Les truites à mains nues
de Charles Bolduc

critiqué par Libris québécis, le 16 juin 2012
(Montréal - 82 ans)


La note:  étoiles
On ne voit pas le temps passer
« On ne voit pas le temps passer. Le monde peut battre de l'aile, on n'a pas le temps d'y penser. Faut-il pleurer, faut-il en rire quand toute une vie se résume en millions de pas dérisoires ? Je n'ai pas le cœur à le dire. »

En inversant les vers de la chanson de Jean Ferrat, nous résumons l’essence du recueil de nouvelles de Charles Bolduc. Nous ne pouvons suspendre le temps en notre faveur, a écrit Lamartine. « Le temps n'a point de rive ; il coule, et nous passons ! » Il reste au moins le souvenir d’un temps, qui aurait pu semer le bonheur sur son passage. Mais, hélas, la grande faucheuse récolte sans tenir compte de la maturité à laquelle la moisson est parvenue.

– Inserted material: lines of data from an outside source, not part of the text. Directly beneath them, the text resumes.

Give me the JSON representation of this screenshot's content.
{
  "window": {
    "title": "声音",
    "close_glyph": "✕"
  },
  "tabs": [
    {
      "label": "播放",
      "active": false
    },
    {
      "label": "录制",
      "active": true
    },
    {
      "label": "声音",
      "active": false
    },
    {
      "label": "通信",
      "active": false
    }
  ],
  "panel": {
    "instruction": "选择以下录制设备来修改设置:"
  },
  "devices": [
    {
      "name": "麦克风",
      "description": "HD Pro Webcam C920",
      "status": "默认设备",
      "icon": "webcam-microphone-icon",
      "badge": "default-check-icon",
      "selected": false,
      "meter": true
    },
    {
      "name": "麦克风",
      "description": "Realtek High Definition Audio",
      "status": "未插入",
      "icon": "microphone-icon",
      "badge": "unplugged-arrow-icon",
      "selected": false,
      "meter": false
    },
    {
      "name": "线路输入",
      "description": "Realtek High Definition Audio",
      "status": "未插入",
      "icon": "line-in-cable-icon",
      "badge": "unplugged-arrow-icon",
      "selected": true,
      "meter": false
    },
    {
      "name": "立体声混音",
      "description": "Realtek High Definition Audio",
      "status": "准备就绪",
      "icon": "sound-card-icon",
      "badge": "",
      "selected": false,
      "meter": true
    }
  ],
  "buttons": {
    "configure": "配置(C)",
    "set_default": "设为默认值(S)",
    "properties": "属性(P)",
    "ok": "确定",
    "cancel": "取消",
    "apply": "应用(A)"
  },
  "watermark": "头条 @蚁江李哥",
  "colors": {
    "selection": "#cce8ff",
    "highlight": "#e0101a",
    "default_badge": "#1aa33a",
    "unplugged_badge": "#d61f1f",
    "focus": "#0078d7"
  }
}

En trente courts textes, on parcourt le bilan de l’existence du narrateur, l’alter ego de l’auteur. Fin observateur de la triste scène de la vie, il en tire d’amères leçons. Son recueil, telle une tête chercheuse, examine le quotidien pour relever le grain de sable de l’engrenage. À l’instar de Kafka, il aboutit au même constat : il est impossible de dompter l’existence, car elle échappe au harnachement comme une truite que nous voudrions saisir à mains nues.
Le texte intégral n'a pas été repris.